La forza della musica dei Death SS sta, in definitiva, nell'essere sempre e comunque percorsa da una morbosità di fondo che difficilmente troveremo in ambito di heavy metal classico, e meno che mai nei Mercyful Fate, a cui spesso impropriamente i Nostri sono stati accostati (del resto, quel sirenetto di King Diamond, non c'avrà mai le palle di farsi crocifiggere in copertina come accadrà nel successivo, ed ottimo, aggiungo io, "Black Mass"!). L'arte dei Death SS, infatti, si caratterizza per una malvagità tutta italiana, e si può dire che stanno ai Mercyful Fate come il nostrano Mario Bava sta al regista americano Roger Corman. Prendete, per esempio, "La Maschera Del Demonio" di Bava e raffrontatelo con "Il Pozzo E Il Pendolo" di Corman: laddove quest'ultimo risulta ancorato agli stilemi della novella gotica ottocentesca e ne va a ricalcare sostanzialmente i meccanismi di tensione (tutt'al più aggiornando il tutto con elementi psicoanalitici), il Marione nazionale è in grado di scansare i luoghi comuni dei film sui vampiri, allestendo un'amosfera tetra che si va ad impregnare di un'inedita attrazione per il Male e di una perversione e un gusto per l'eccesso che si palesa nell'insano sadismo di certe scene, come quella della tortura con la maschera chiodata che dà il titolo al film.

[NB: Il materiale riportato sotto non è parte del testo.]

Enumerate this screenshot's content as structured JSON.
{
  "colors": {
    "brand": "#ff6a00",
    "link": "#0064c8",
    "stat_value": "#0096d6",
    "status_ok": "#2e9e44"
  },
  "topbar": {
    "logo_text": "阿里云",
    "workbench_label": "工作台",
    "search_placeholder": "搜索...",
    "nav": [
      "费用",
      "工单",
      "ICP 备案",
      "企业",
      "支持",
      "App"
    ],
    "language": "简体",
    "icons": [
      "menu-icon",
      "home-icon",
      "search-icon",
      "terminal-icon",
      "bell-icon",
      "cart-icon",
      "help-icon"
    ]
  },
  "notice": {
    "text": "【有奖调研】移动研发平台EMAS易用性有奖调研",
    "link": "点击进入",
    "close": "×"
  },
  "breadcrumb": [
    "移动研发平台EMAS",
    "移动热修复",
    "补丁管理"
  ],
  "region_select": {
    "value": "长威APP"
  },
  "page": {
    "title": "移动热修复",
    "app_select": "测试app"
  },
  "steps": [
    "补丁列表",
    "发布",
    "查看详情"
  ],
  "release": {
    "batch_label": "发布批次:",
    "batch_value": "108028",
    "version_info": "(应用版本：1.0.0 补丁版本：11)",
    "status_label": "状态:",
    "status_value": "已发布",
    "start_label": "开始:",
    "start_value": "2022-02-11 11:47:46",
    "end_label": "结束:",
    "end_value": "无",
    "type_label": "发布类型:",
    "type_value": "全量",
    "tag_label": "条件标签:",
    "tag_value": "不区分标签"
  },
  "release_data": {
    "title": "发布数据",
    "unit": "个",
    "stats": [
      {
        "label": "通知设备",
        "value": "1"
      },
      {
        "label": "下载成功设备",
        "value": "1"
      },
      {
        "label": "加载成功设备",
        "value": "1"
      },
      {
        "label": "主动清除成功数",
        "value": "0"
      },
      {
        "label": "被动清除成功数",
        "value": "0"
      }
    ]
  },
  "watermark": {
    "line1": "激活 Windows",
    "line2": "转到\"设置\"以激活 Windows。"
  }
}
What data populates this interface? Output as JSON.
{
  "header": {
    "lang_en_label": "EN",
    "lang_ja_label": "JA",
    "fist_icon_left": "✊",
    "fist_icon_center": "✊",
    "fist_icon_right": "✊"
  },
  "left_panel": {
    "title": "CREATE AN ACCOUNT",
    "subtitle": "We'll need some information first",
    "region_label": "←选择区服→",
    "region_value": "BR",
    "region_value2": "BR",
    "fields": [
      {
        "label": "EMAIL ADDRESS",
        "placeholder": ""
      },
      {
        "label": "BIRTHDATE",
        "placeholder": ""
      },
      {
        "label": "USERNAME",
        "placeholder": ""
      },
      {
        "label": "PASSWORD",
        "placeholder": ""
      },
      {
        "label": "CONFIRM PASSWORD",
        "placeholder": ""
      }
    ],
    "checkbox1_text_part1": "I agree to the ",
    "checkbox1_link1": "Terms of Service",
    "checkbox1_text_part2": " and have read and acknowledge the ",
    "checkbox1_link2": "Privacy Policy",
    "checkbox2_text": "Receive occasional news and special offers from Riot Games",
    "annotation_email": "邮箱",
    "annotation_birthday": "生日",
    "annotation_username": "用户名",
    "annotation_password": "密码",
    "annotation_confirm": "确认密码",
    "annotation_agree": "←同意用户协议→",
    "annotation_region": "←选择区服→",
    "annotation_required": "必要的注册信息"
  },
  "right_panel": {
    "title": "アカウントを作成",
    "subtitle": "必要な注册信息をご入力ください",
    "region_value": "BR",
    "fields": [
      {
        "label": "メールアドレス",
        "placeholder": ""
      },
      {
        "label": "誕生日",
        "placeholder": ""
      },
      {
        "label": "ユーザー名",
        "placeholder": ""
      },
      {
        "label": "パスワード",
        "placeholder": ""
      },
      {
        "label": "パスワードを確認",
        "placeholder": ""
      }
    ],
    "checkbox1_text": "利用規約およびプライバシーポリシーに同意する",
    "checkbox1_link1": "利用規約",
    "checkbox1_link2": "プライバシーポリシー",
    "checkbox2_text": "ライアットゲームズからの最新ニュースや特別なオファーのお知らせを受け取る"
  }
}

Allo stesso modo la musica dei Death SS (ma anche lo psycho-doom dei Violet Theatre dello stesso Paul Chain o, facendo un passo indietro, il dark-progressive degli Jacula e degli Antonius Rex di Bartoccetti e dei Goblin di Simonetti, giusto per fare i nomi più noti), pur con tutti i limiti del mondo, va a "rilucere" di quella forza espressiva e di quella necessità di essere eccessivi e blasfemi che sono tipiche di un paese in cui si palesa una diffusa insofferenza verso le autorità ecclesiastiche e le manifestazioni più bigotte ed ipocrite della morale cattolica. Reazione che non poteva non aver luogo in un paese come l'Italia da sempre ammorbato da una eccessiva ingerenza della Chiesa nei gangli della vita culturale, politica e civile.
Insomma, toglietemi tutto, ma non le palle pelose del Silvestri vestito da satanasso!